Périple (5)
Samedi 28 septembre 2013 Sainte Énimie – Meyrueis
Après la très sérieuse montée qui permet de quitter le bourg de Sainte Énimie et les gorges du Tarn, le chemin traverse le causse Méjean. Ici, l’expression « désert français » prend tout son sens. D’immenses pelouses, coupées de bois noirs et semées de rochers ne laissent voir que de très rares bâtisses presque toutes abandonnées. Dans les trois hameaux qu’on traverse, quatre maison sur cinq sont fermées. Le ciel est gris de nuages et l’impression d’ensemble plutôt mélancolique. Les dolmens et l’enceinte protohistorique portés sur la carte sont hors de vue, mais rien n’empêche de voir dans certains amoncellements de pierrailles le tumulus funéraire de la prêtresse d’un culte oublié ou du chef de tribus disparues.

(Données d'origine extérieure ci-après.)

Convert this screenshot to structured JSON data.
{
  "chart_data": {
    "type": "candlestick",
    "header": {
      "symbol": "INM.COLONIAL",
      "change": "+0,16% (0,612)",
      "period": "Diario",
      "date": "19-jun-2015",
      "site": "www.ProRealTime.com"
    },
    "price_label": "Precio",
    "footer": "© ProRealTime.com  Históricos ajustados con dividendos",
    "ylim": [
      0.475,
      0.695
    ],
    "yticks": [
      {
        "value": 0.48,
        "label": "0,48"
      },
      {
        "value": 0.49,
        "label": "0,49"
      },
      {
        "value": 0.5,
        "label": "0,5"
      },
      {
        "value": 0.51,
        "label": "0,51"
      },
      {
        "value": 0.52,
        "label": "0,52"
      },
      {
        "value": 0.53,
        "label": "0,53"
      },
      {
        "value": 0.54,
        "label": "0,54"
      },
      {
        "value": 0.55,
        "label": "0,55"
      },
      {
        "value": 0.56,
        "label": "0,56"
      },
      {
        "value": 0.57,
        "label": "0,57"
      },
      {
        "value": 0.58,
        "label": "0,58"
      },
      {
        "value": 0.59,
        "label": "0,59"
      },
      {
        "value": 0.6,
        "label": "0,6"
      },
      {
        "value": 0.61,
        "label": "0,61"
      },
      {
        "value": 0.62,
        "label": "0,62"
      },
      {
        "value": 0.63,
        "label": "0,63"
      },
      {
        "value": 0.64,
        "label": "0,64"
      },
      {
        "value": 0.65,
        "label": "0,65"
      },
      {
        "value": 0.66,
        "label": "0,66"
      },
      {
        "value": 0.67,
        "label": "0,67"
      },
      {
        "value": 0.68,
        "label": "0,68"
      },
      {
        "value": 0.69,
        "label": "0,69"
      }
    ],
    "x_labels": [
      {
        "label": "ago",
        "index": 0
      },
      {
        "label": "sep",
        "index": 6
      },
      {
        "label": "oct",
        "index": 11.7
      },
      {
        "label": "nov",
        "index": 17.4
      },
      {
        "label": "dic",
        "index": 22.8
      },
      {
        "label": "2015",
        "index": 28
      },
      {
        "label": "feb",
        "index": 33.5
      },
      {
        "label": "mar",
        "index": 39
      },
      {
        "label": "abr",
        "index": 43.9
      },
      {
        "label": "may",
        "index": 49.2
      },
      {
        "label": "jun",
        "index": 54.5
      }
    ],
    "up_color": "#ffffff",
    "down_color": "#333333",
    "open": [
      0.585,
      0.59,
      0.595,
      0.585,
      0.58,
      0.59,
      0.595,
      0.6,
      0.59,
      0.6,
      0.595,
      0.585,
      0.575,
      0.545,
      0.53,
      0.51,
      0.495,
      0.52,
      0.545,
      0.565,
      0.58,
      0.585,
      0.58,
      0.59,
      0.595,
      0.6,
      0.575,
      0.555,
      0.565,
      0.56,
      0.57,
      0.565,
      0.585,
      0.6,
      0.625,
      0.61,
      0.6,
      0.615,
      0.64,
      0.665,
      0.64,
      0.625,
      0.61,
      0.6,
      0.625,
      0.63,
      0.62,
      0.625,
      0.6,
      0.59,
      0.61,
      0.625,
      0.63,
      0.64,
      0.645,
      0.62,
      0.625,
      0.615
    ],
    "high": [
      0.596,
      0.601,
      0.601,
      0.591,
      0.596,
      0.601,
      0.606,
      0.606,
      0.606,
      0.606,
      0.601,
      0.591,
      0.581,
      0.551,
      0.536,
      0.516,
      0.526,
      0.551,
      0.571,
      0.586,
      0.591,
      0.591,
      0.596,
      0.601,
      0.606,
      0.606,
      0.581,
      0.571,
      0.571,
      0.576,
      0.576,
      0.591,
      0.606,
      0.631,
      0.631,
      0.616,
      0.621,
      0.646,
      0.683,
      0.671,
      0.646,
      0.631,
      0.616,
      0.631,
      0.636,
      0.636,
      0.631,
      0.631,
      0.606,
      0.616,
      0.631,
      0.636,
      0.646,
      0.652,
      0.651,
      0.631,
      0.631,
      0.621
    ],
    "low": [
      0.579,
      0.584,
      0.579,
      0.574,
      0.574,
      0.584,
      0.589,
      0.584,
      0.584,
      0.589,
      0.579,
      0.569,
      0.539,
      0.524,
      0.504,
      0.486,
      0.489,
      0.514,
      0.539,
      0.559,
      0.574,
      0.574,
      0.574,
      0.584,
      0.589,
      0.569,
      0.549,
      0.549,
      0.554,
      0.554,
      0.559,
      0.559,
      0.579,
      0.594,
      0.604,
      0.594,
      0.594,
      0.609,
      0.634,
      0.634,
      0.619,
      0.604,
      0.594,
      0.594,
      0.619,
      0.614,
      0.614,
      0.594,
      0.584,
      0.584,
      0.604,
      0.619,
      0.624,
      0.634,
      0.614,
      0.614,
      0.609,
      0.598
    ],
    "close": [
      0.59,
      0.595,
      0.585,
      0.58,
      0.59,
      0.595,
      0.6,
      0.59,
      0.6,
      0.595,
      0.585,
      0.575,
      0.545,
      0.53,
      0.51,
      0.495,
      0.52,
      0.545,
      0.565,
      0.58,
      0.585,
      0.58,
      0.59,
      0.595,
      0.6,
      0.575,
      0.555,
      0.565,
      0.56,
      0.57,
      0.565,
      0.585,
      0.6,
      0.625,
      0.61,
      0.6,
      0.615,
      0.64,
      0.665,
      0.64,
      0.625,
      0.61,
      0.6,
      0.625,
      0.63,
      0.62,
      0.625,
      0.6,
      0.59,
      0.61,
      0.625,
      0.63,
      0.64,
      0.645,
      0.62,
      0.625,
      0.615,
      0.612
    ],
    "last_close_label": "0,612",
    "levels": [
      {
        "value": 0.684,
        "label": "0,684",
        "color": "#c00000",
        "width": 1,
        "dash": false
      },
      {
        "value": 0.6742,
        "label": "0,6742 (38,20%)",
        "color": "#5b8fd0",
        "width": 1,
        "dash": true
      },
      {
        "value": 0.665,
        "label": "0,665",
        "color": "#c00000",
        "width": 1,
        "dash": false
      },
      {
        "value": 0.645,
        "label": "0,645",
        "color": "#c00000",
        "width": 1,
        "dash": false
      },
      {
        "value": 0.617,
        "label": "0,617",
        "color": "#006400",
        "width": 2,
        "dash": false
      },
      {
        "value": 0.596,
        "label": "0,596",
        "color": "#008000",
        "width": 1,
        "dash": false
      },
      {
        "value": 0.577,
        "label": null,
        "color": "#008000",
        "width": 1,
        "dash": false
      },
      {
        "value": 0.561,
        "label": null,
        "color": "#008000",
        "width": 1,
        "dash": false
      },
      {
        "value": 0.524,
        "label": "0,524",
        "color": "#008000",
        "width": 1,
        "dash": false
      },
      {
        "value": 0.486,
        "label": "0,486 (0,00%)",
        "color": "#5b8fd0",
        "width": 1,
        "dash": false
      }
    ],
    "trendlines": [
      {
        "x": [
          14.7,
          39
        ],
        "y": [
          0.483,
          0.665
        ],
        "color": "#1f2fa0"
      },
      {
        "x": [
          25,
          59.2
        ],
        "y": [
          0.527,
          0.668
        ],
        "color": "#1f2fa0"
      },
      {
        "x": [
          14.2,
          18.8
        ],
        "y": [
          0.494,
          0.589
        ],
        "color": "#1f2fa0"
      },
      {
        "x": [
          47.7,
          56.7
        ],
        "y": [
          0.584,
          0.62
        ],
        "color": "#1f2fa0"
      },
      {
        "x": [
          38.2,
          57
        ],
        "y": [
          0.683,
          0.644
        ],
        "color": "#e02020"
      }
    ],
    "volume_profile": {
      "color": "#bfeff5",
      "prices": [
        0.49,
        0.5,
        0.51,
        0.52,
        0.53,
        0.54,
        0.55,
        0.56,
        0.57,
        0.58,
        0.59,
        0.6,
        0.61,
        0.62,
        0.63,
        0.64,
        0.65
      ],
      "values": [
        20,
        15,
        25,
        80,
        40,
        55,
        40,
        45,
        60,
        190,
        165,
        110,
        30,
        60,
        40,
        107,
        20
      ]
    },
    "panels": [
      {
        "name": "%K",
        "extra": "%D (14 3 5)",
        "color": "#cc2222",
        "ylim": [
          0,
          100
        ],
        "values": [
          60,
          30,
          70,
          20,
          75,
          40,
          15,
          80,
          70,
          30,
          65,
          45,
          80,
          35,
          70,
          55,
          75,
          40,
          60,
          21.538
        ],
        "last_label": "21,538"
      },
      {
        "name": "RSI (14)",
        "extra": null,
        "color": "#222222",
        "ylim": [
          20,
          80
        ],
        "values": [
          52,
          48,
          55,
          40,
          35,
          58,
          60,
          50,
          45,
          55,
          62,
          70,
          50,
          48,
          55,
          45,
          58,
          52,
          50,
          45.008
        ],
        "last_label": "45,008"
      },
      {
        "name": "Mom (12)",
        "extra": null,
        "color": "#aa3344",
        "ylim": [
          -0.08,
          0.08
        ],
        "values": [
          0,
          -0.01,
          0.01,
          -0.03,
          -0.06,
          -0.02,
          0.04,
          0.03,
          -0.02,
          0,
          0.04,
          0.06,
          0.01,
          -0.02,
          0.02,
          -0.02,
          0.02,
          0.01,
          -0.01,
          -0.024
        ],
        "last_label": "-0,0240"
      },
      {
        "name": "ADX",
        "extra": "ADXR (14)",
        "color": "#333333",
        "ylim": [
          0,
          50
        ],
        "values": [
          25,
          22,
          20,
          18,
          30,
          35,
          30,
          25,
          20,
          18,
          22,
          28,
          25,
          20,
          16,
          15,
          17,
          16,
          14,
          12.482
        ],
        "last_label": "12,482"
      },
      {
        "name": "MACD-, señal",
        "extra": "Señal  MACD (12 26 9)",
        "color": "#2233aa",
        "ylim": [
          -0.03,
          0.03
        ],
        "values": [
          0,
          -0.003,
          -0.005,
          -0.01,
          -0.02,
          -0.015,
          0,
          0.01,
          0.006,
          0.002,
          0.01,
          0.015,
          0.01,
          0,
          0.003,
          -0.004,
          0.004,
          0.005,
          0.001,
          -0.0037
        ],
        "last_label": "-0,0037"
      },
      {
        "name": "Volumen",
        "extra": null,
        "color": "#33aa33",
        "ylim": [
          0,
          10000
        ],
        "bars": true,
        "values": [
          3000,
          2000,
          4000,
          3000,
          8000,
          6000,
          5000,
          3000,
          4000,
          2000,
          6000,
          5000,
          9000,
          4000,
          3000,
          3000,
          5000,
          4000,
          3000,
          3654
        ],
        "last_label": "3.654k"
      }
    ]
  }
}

Des croix jalonnent le parcours. L’une d’elles, dans le hameau du Buffre, daterait du XII° siècle. Pendant que je suivais une petite route, une voiture s’est arrêtée à ma hauteur. Son conducteur est un bénévole d’une association locale de randonneurs. Il s’inquiète de savoir ce que je pense du balisage. Il est de qualité et je l’en félicite. Nous parlons quelques instants « Ici, me dit-il, en hiver, il y a des congères hautes comme ça ! » et sa main dépasse le toit de sa voiture d’un bon mètre. Devant la croix du Buffre j’y repense, me demandant si, pour les habitants, elle joue le même rôle que le zouave du pont de l’Alma pour les Parisiens : l’état de catastrophe naturelle est-il proclamé lorsque la couche de neige atteint les pieds du Christ naïf dont l’érosion est en train d’effacer les doigts.
Dimanche 29 septembre 2013 Meyrueis - Le col de la Broue (en voiture)
Le col de la Broue – Avèze (à pied)
Aujourd’hui c’est la Saint Michel, jour de foire à Meyrueis. Dans la rue principale de la ville, les forains alignent leurs stands. Sans entrain : il pleut des cordes et les clients restent chez eux. Après les cordes, les hallebardes, elles ne suffisent pas à décourager deux vendeurs occasionnels. Ils ont installé un brasero fait maison avec deux demis bidons industriels. Dessus grillent des saucisses, des merguez et des brochettes d’où une odeur d’oignons grillés qui lutte comme elle peut avec l’humidité ambiante. Le tout est, mal, protégé par une bâche qui, dans des temps très lointains, a sûrement été bleue. Elle est fixée par des ficelles à une armature dans laquelle on retrouve la patte du fabriquant du brasero Voulant faire simple, il a fait cubique, résultat faute de pente l’eau s’accumule dans la bâche. Pour éviter qu’elle ne se déchire, tantôt l’un, tantôt l’autre des deux hommes la soulève à deux mains et une gerbe d’eau tombe, de façon très aléatoire, sur la rue ou sur le trottoir. Au moment où je passe, le plus grand des deux s’apprête à opérer, je presse le pas et j’échappe à la douche. Un roquet, qui errait en quête de rogatons, n’a pas cette chance. Toute l’eau de la bâche lui dégringole sur l’échine. Il lâche un jappement indigné et s’enfuit pendant que les deux comparses éclatent d’un rire que je n’ai pas honte de partager.
Dans la descente qui mène au Vigan, je croise mon premier olivier. Rescapé d’une oliveraie abandonnée, il lutte courageusement contre les ronces et les sauvageons qui ont envahi son bancel. Ses branches sont couvertes d’olives. Personne ne les cueillera, mais ce n’est pas très grave. Tel que le voilà, cet arbre est une leçon d’espérance.